There’s an urgency to this not forgetting, made clearer with every piece of archival footage shown to us and to Faithfull in real time during her conversations with the Researcher. Despite her many artistic contributions over the years, archival interviews show a repeated attempt to focus on her personal life, from her highly publicized relationship with Mick Jagger in the 1960s to her yearslong struggle with drug use. But no matter how many times Faithfull responds with a generous nature and forward-thinking ideas, the impertinent questions persist. “Why are we happier to believe that female artists are the product of everything that happened to them rather than giving them full credit and agency for their work?” Swinton’s character asks herself in the film. 

But the documentary’s inclusion of this footage doesn’t serve to rake over the coals of a scandalous past. “Archive matters so much to Iain and I, and we love using it as creatively as possible,” says Pollard during her introduction to the film’s screening.
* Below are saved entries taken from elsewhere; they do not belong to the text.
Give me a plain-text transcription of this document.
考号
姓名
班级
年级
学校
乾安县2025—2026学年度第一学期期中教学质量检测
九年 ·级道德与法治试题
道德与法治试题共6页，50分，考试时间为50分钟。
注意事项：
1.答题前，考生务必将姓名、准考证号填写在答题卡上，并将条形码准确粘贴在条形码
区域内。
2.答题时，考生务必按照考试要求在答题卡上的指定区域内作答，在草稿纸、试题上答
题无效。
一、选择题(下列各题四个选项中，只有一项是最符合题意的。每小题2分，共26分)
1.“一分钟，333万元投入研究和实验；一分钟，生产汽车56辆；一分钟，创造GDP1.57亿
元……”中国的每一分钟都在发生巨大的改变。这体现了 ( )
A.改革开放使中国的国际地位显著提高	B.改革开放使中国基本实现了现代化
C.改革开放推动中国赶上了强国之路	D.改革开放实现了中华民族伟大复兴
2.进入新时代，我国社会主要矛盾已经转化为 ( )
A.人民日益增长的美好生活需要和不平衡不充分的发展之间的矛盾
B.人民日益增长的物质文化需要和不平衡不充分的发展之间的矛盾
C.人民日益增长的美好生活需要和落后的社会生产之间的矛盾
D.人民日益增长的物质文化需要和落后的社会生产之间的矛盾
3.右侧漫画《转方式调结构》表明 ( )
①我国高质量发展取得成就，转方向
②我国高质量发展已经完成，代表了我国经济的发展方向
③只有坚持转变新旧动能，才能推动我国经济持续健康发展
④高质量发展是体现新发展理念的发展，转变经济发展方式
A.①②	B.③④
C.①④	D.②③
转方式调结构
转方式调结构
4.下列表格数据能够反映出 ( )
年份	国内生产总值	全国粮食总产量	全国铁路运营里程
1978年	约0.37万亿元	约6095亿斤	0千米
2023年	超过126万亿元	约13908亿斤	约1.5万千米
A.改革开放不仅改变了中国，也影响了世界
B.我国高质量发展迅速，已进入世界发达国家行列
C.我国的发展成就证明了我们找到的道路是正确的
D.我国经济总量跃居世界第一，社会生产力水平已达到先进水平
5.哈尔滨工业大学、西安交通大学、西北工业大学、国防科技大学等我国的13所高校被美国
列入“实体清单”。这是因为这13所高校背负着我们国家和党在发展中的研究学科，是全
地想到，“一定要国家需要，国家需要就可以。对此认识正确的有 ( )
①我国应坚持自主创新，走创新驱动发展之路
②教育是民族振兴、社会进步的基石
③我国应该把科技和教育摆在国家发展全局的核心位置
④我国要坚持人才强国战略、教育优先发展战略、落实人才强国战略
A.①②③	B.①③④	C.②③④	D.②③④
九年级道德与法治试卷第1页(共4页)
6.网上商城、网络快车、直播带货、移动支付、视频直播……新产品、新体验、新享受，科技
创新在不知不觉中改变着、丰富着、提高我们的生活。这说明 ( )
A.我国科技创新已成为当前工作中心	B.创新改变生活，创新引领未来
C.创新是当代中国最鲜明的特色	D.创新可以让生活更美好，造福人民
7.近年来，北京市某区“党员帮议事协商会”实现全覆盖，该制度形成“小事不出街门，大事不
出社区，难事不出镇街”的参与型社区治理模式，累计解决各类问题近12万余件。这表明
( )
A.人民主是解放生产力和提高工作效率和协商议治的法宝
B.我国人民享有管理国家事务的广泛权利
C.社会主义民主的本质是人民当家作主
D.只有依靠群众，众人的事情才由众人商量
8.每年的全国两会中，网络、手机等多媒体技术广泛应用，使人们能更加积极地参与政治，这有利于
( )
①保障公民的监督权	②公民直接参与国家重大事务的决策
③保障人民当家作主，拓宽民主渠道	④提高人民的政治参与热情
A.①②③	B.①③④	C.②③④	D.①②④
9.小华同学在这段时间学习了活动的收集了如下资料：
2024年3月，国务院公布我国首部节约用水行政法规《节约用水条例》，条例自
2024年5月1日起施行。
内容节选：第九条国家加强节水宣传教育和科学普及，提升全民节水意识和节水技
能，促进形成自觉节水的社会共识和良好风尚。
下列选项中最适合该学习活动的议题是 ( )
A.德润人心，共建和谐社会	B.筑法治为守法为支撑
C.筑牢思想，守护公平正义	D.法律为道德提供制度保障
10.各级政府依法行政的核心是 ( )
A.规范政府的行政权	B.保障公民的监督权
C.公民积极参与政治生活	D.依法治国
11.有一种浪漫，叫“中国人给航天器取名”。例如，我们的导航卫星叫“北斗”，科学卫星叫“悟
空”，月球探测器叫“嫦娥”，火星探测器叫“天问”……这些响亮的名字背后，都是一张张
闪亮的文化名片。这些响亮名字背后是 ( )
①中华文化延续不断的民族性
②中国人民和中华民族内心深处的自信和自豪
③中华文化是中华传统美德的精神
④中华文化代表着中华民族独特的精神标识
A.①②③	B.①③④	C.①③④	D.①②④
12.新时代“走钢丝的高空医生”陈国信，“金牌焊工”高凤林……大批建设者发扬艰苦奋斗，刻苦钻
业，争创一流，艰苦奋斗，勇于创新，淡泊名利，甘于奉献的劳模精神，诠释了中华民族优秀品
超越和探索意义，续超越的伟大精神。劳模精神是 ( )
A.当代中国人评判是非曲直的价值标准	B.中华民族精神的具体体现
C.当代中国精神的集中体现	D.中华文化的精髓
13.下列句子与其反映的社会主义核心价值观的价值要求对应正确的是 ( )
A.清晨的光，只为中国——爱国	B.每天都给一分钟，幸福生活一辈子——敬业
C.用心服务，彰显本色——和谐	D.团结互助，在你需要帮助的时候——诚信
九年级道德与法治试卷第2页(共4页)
In Broken English, archival clips prompt roundtable discussions about the damaging effects of irresponsible reporting. They also allow Faithfull to respond and reflect on her own legacy.

The overall focus of Forsyth and Pollard’s film is to document and celebrate Faithfull’s vast artistic contributions, from her singing and songwriting — including the Rolling Stones’ “Sister Morphine” — in the 1960s to her subversive new wave music in the late 1970s and beyond, as well as years worth of mesmerizing acting performances, including Ophelia in Hamlet (1969) and Pirate Jenny in The Threepenny Opera (1991).

Faithfull’s enduring influence is further felt in the film through covers of her original songs by artists such as Suki Waterhouse, Courtney Love, and Jehnny Beth. And after the credits roll at the documentary’s Park City premiere, the audience is treated to two surprise live performances of songs popularized by Faithfull: a Rufus Wainwright rendition of “Ballad of the Soldier’s Wife” and Norah Jones on “The Ballad of Lucy Jordan.” Performed with passion and care to an enraptured audience, the songs — and the artists who will continue to keep them alive — are proof that although Faithfull may be gone, she’s certainly not forgotten.